Лев Петрович Задонов устал хлопать, он вообще был настроен весьма скептически ко всему этому рассмотрению… – или как там его? – он ужасно как-то томился и мучился непонятными желаниями и даже подозрениями относительно правомерности или – опять же, как там его? – основательности всей этой кампании по выявлению врагов народа. Он видел – да и другие не могли не видеть, – что люди, которые собираются обсуждать кандидатов в каэры ничуть не лучше (и не хуже) обсуждаемых, что тут что-то не так, что за всем этим кроется что-то совсем другое, а не то, что возглашается со страниц газет и журналов, с митинговых трибун, из черных тарелок репродукторов. Льву Петровичу, привыкшему к точным формулировкам и математическим выкладкам, резоны, по которым выпячивались одни люди, не замечались и даже задвигались другие, казались надуманными, ложными и бесчестными. Но кому он мог сказать о своих сомнениях? Никому. Даже брат Алешка – журналист все-таки – и тот увиливает от прямых ответов, хотя знает не в пример больше обычного смертного.
Так что же происходит на самом деле? И зачем? И кому это нужно? Сталину? Партии? Народу? Ему, Льву Петровичу Задонову? Его семье? России, называемой СССР? Но ведь кому-то все-таки нужно. Не может быть, чтобы просто так, по злой иронии судьбы… Троцкисты? Шпионы-вредители? Оппозиционеры? Лев Петрович попросту не видел этих людей, сколько ни вглядывался в окружающие его лица. И вот что странно: в разряд этих самых каэров и вранаров попадают в основном люди, которые еще недавно самого Льва Петровича считали таковым. Или подозревали за ним соответствующие возможности. Что изменилось и почему так сразу? Или не сразу, а он не заметил, когда это началось, потому что лично его не касалось?
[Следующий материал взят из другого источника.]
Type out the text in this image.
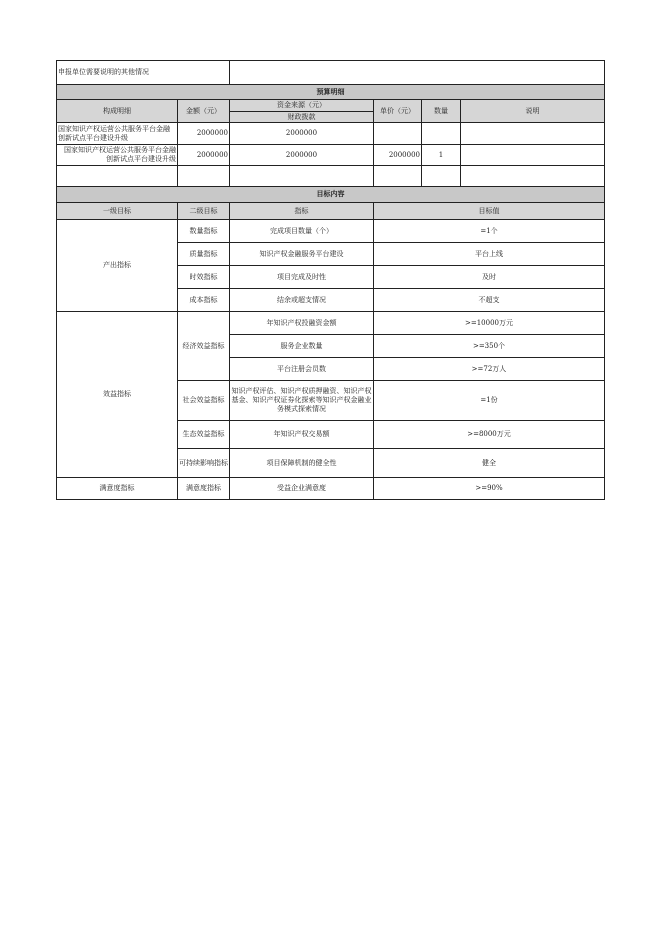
申报单位需要说明的其他情况					
预算明细					
构成明细	金额（元）	资金来源（元）	单价（元）	数量	说明
		财政拨款			
国家知识产权运营公共服务平台金融创新试点平台建设升级	2000000	2000000			
国家知识产权运营公共服务平台金融创新试点平台建设升级	2000000	2000000	2000000	1	

目标内容					
一级目标	二级目标	指标	目标值		
产出指标	数量指标	完成项目数量（个）	=1个		
	质量指标	知识产权金融服务平台建设	平台上线		
	时效指标	项目完成及时性	及时		
	成本指标	结余或超支情况	不超支		
效益指标	经济效益指标	年知识产权投融资金额	>=10000万元		
		服务企业数量	>=350个		
		平台注册会员数	>=72万人		
	社会效益指标	知识产权评估、知识产权质押融资、知识产权基金、知识产权证券化探索等知识产权金融业务模式探索情况	=1份		
	生态效益指标	年知识产权交易额	>=8000万元		
	可持续影响指标	项目保障机制的健全性	健全		
满意度指标	满意度指标	受益企业满意度	>=90%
Вопросы, вопросы, вопросы. И ни одного внятного ответа. Спятить можно от такой несуразицы.
Выкрики и аплодисменты не умолкали. Хрущев поднял обе руки, короткие и короткопалые, потряс ими в воздухе, точно отряхивая от воды, что-то сказал – и президиум стал садиться, но как-то несмело, поглядывая друг на друга и на стоящего обочь стола Хрущева. Видно было, что каждый боится сесть первым, (последним – это даже лучше), и потому соизмеряет приближение своего зада к сидению с задами других.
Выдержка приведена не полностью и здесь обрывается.